Sucker is a 2015 Australian comedy film directed by Ben Chessell, starring John Luc, Timothy Spall and Lily Sullivan.

==Cast==
- John Luc as Lawrence
- Lily Sullivan as Sarah
- Timothy Spall as The Professor
- Jacek Koman as Riley
- Shaun Micallef as Harry
- Kat Stewart as Emma
- Lawrence Leung as The Real Lawrence Leung
- Thomas Vu as The Real Jeremy Fong
- Ferdinand Hoang as Leo
- Linda Schragger as Mai-Ling
- Adam Murphy as Principal
- Yang Li as Uncle Sam
- Louise Siversen as Val, Dodgy Bar Woman
- Eddie Baroo as Stu
- Jacinta Stapleton as Alice
- John Brumpton as Elmsley
- Syd Brisbane as Micky

==Release==
The film premiered at the Melbourne International Film Festival on 15 August 2015. It was released in Australia on 1 December 2015.

==Reception==
Rochelle Siemienowicz of SBS called the film "likable, geeky and gently funny rather than hilarious".

Glen Falkenstein of FilmInk rated the film $9.00 out of $20.00 and wrote that the film "just can't decide what it wants to be; its enjoyable confidence machinations often playing second-fiddle to a less than interesting love story."

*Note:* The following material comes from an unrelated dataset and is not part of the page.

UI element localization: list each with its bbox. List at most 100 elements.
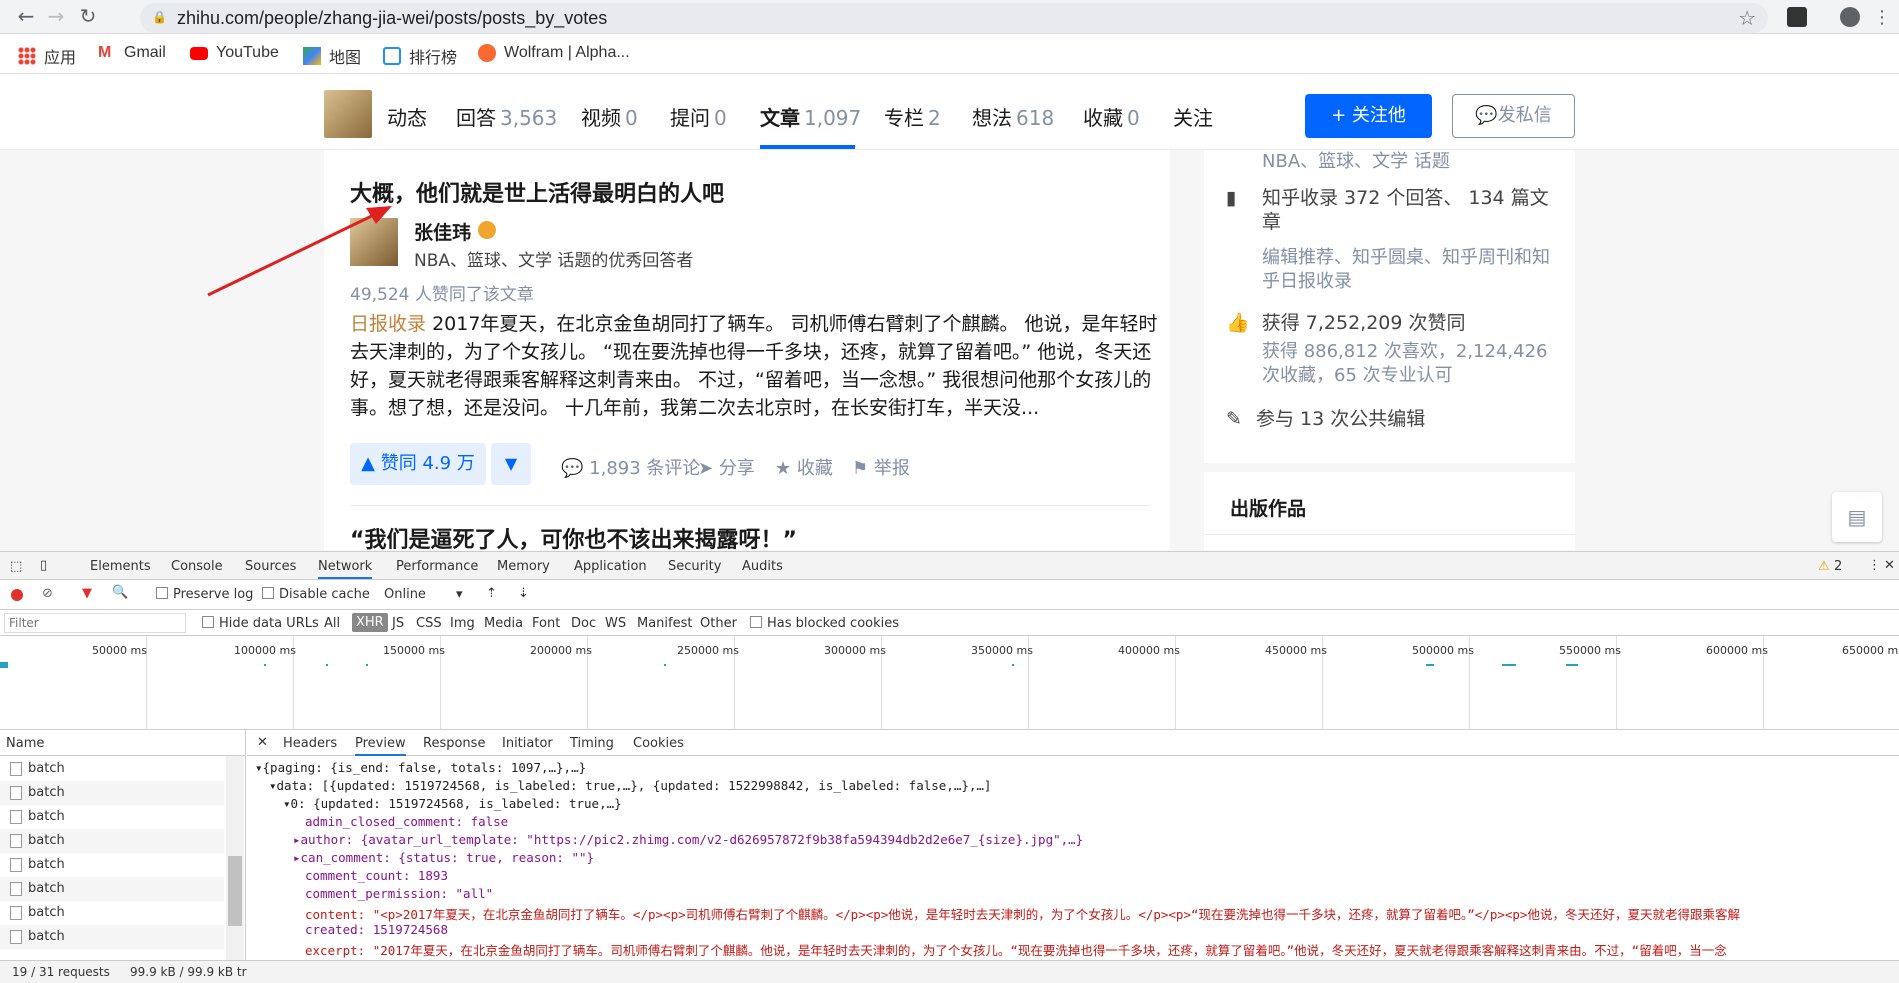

Luke Buckmaster of The Guardian rated the film 2 stars out of 5, writing that "Spall is the film’s greatest asset but Luc’s performance is a more harmonious fit tonally. Like the film, he is pleasant, unprepossessing and nothing to write home about."

The Hollywood Reporter called the film an "episodic, uneven affair".